FYC: also posted here
Problem with two functions in single cout - Dev Shed

2. Originally Posted by mahaju
the value of inverse prints out as 0, even though single stepping through the code and examining the value in memory shows that the variable inverse has the correct value
Why is that??
The order of evaluation of a function's arguments, and also of expressions in general, is implementation defined. This allows the compiler more leeway for optimisation, but it also means that if you are not careful when you want something to be sequenced before something else, you could get unexpected results.

In this case, your unexpected result was that the value of inverse was used before the change to inverse from calling eeuclid. Using two statements instead ensures that the call to eeuclid is sequenced before the use of the updated value of inverse.
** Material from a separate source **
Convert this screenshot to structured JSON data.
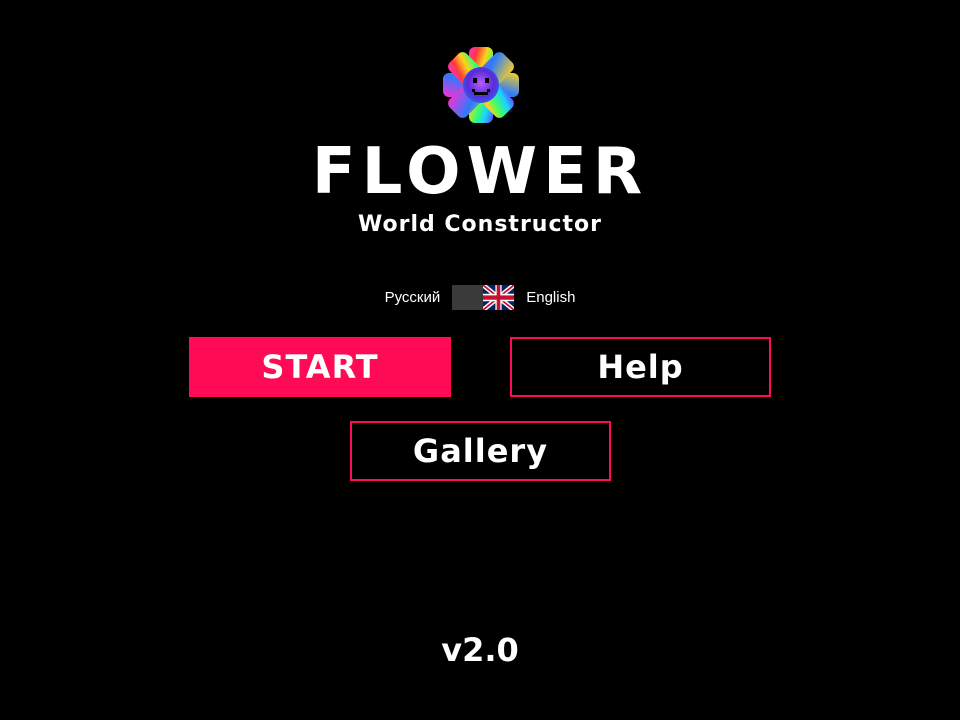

3. What I actually don't understand is, this is code that I had completed and tested months ago
Yesterday when I as running it again it was working fine for the first few runs
Since this is not a very long code I usually do a rebuild and rerun of this projct every time I wasnt to run it again
For the first few rebuilds and reruns it worked as expected
Then suddenly this happened
I didn't expect something like that was possible

4. If you did not rebuild, the behaviour should be consistent between runs. Once you compile, the compiler may determine that the evaluation should take place differently, hence it is possible that you end up with a different result.
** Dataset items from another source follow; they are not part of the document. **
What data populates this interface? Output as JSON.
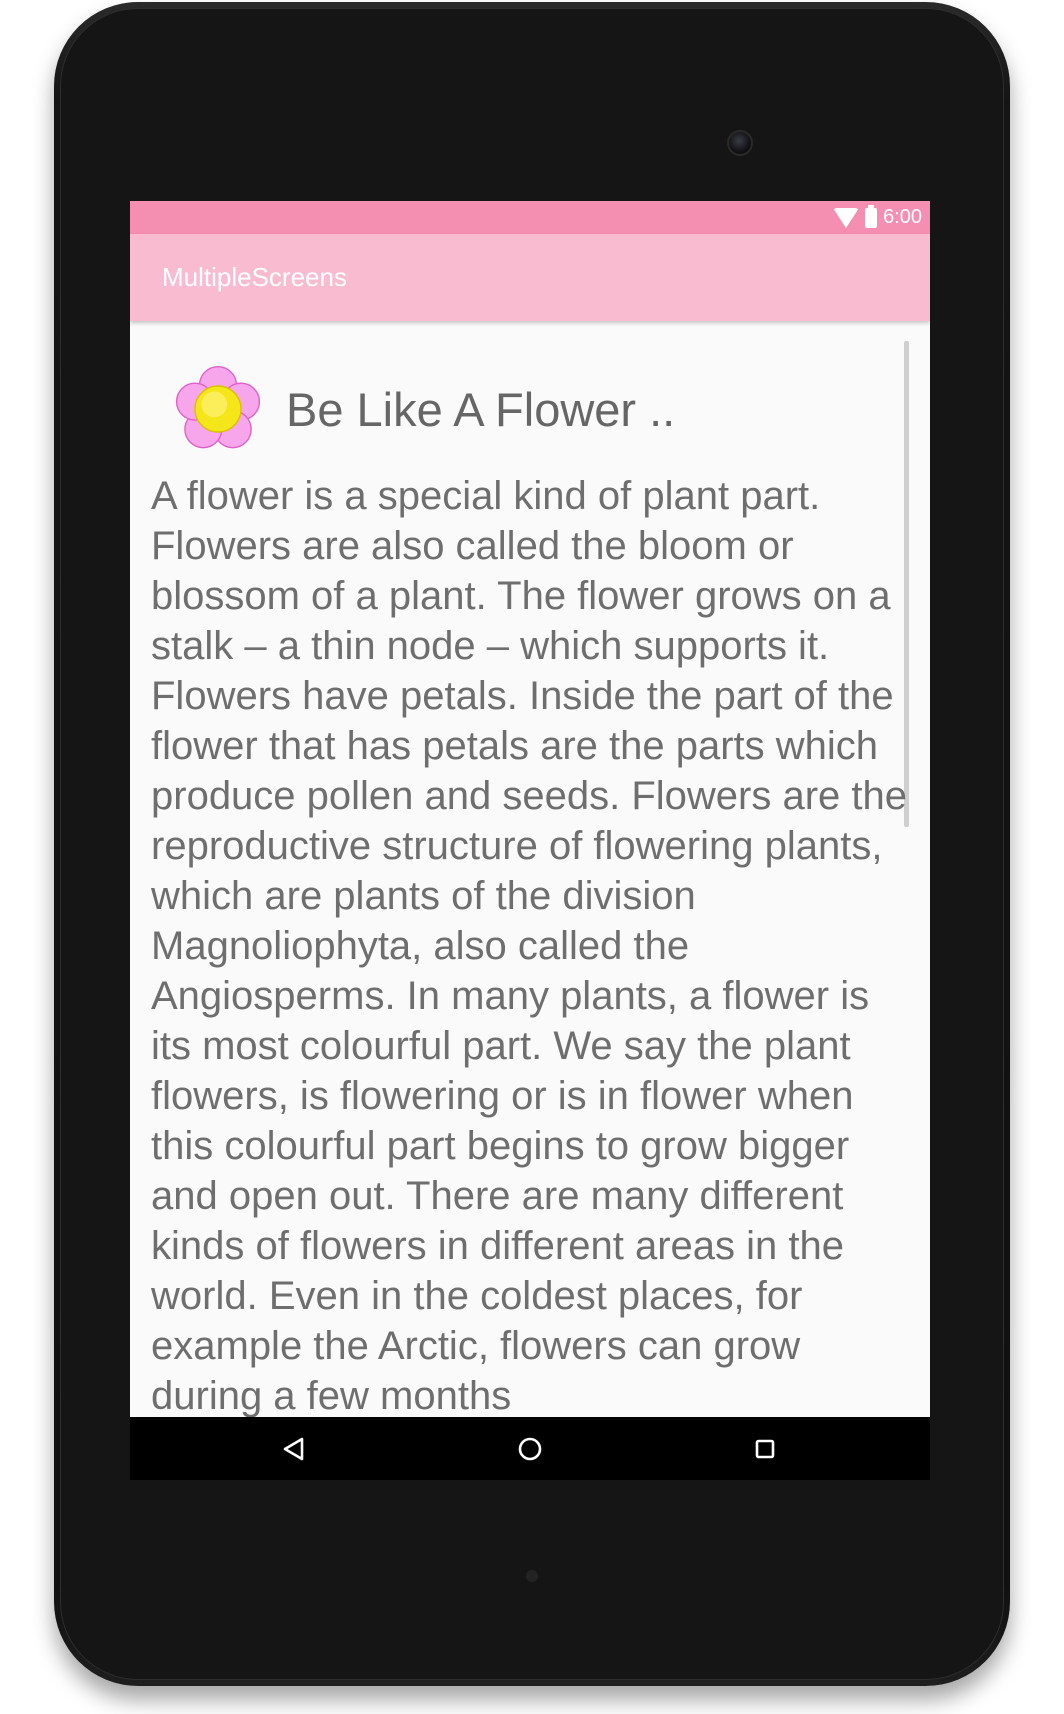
{
  "status_bar": {
    "time": "6:00",
    "icons": [
      "wifi-icon",
      "battery-icon"
    ]
  },
  "app_bar": {
    "title": "MultipleScreens"
  },
  "content": {
    "flower_icon": "flower-icon",
    "heading": "Be Like A Flower ..",
    "body": "A flower is a special kind of plant part. Flowers are also called the bloom or blossom of a plant. The flower grows on a stalk – a thin node – which supports it. Flowers have petals. Inside the part of the flower that has petals are the parts which produce pollen and seeds. Flowers are the reproductive structure of flowering plants, which are plants of the division Magnoliophyta, also called the Angiosperms. In many plants, a flower is its most colourful part. We say the plant flowers, is flowering or is in flower when this colourful part begins to grow bigger and open out. There are many different kinds of flowers in different areas in the world. Even in the coldest places, for example the Arctic, flowers can grow during a few months"
  },
  "nav_bar": {
    "buttons": [
      "back-icon",
      "home-icon",
      "recents-icon"
    ]
  },
  "colors": {
    "status_bar": "#f48fb1",
    "app_bar": "#f8bbd0",
    "background": "#fafafa",
    "text": "#6e6e6e",
    "nav_bar": "#000000"
  }
}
By the way, SimonB2's answer in DevShed is not correct: right to left evaluation of function arguments is not guaranteed. It may be easier if you examined a statement like this:
Code:
`a << b() << c();`
rewriting it to:
Code:
`operator<<(operator<<(a, b()), c());`
So, the compiler can make it such that either operator<<(a, b()) or c() is evaluated first. If the former is evaluated first, then b() will be called before c(), otherwise c() will be called before b().

5. I did do a rebuild
I do a rebuild everytime I want to run it
My problem is that, it was working all right the first 5 or so times
Then suddenly this problem appeared
It was solved by breaking the cout into two lines
but I still don't understand why this happened in the first place

6. I am telling you that what happened is that the compiler chose a different order of evaluation. That is all. Breaking up the single statement into two was the correct approach to avoid this problem.